Havoc sortit son briquet de sa poche et se ralluma une nouvelle cigarette en soupirant.
A en juger par le nombre de mégots froids qui gisaient à ses pieds, cela faisait un certain temps qu'il poireautait devant cette cabine, le combiné collé à l'oreille. Une voix féminine lui répétait la même phrase depuis qu'il avait tapé le code, et le sous-lieutenant s'était déjà imaginé tout un scénario romantique les mettant en scène, lui et l'opératrice qui avait enregistré ces mots, gambadant dans un champ de pâquerettes après s'être rencontrés « par hasard » dans les bureaux de l'armée. Aussi fut-il presque déçu quand il entendit enfin la douce voix du lieutenant Hawkeye à l'autre bout du fil.
- Quoi ? Qu'est-ce qu'il y a ?
- Euh… lieutenant, c'est vous ? balbutia Havoc, sortant de sa torpeur.
- Havoc ? C'est vous ? Pourquoi vous n'appelez pas par une ligne interne de l'armée ?
- Je suis sous ordres du colonel, lieutenant… il a l'impression qu'un complot se trame, et il a insisté pour que je vous appelle d'une cabine. Moi, j'vous dis qu'il devient parano – il m'a même soupçonné de ne pas bosser - , et puis les lignes externes, c'est fatiguant, ils nous font attendre une heure pour qu'on ait enfin la communication. Et d'ailleurs…
- Oui, bon, vous avez autre chose à me dire ou vous comptez juste vous plaindre pendant une heure ? Parce que mine de rien, on a du pain sur la planche, alors si vous pouviez être bref…
- Euh… Yes, sir. Alors voilà… Le colonel voulait savoir si vous aviez envoyé un quelconque télégramme aux frères Elric il y a environ deux semaines…
- Aux frères Elric ? Comment ça ?
- Eh ben, y paraîtrait qu'ils ont reçu un télégramme de votre part, lieutenant… Et que vous leur donniez une mission sous ordres du colonel.
- … Je… Je n'ai jamais fait cela.
- C'est bien ce qu'il semblait au colonel. Il a mis son bureau sans dessus dessous (notez, ce s'ra jamais pire que le mien) mais il n'a retrouvé aucune trace d'un dossier comme celui-ci. Inutile de préciser qu'il était assez énervé, avec son caractère de cochon…
Il y eut un petit instant de silence de l'autre côté.
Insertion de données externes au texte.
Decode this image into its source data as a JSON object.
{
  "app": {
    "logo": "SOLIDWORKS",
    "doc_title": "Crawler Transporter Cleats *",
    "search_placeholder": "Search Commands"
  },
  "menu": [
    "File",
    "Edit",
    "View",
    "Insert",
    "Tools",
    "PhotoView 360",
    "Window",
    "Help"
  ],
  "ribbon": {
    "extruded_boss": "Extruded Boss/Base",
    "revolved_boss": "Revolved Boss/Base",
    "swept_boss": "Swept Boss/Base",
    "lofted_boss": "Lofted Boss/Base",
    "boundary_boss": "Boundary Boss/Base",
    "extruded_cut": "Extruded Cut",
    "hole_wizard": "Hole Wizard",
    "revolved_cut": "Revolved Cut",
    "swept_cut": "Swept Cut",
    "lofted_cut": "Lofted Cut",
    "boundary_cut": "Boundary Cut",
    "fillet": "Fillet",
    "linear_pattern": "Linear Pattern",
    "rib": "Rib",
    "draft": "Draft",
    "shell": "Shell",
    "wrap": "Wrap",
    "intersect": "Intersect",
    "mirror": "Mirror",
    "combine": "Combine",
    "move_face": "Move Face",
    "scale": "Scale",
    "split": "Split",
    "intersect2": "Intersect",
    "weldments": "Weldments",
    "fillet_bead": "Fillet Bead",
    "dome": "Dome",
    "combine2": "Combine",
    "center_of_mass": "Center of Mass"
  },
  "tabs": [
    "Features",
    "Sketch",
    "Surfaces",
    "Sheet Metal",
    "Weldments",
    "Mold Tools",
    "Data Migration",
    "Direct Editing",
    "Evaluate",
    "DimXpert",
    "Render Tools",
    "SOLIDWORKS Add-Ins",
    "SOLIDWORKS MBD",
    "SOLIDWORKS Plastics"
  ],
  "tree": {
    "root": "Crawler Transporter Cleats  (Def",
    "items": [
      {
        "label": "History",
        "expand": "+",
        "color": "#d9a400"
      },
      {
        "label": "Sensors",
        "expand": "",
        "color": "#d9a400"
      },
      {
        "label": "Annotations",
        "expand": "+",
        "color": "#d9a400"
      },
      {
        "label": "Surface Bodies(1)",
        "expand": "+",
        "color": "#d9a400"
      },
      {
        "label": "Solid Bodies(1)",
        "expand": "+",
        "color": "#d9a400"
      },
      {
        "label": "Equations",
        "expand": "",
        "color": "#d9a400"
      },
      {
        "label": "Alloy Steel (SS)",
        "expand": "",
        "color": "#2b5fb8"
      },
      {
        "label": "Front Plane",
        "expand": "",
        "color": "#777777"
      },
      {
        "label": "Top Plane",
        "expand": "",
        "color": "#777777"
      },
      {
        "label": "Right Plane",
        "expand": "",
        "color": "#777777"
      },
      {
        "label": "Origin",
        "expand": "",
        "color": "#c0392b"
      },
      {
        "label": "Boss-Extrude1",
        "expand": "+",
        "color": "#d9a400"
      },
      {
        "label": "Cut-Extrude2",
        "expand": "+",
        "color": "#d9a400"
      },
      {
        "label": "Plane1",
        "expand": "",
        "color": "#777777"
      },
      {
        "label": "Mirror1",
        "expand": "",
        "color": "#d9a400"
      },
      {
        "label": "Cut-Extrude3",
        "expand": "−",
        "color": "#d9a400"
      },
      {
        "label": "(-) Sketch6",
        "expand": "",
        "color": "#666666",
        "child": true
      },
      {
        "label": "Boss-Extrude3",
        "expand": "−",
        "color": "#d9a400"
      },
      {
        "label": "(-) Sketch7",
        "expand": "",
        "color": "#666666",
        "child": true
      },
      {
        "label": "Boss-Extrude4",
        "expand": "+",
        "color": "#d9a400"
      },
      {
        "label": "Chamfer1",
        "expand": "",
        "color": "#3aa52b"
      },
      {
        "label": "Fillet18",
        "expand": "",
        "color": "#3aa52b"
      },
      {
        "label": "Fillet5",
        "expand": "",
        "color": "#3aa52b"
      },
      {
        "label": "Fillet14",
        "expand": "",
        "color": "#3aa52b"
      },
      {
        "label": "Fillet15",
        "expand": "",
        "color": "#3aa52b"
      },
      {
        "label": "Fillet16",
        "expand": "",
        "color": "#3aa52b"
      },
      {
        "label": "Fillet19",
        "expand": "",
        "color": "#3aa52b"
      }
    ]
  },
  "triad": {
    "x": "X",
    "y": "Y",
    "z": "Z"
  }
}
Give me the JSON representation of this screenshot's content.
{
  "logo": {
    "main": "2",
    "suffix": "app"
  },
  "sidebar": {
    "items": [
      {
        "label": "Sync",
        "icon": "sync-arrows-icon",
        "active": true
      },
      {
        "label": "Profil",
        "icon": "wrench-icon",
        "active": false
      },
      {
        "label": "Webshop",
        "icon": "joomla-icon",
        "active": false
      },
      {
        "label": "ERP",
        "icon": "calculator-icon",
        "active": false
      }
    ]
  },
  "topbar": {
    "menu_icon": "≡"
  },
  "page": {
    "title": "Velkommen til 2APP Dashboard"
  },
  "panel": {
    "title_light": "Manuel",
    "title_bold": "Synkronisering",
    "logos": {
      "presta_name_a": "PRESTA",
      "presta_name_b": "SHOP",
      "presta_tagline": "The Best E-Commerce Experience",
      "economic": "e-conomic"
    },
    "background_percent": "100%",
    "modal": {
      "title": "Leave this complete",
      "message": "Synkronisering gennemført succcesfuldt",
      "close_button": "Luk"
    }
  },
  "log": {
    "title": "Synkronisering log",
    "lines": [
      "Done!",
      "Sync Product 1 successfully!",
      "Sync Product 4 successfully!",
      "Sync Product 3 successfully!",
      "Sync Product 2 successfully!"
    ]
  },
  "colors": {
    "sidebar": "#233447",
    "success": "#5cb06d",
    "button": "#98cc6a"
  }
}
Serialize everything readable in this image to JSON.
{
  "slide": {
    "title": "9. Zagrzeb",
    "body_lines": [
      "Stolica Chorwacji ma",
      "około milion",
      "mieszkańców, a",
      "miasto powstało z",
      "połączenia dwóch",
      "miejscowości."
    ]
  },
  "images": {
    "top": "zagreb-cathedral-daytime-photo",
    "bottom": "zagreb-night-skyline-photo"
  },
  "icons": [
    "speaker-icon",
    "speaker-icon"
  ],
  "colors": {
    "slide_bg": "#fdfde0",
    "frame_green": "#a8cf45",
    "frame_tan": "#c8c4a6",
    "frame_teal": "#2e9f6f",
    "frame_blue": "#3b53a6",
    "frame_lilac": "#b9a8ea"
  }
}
Havoc commençait à se demander s'il n'aurait pas dû éviter de dénigrer le colonel quand le lieutenant reprit la parole avec une voix étrange.
- Et… est-ce que vous avez percé ce mystère, alors ?
- Ben… pas pour l'instant…
Nouveau silence.
- Bon, Havoc, ne prenez pas cette affaire à la légère, d'accord ? Retournez voir le colonel et répétez-lui ce que je vous ai dit. Et maintenant, je vais…
- Attendez, lieutenant ! Le colonel m'a aussi demandé de m'informer de l'avancée de votre mission…
- Dites-lui que pour l'instant nous avons fait chou blanc. Mais je tiens une piste, et je ne la lâcherais pas.
- Bien.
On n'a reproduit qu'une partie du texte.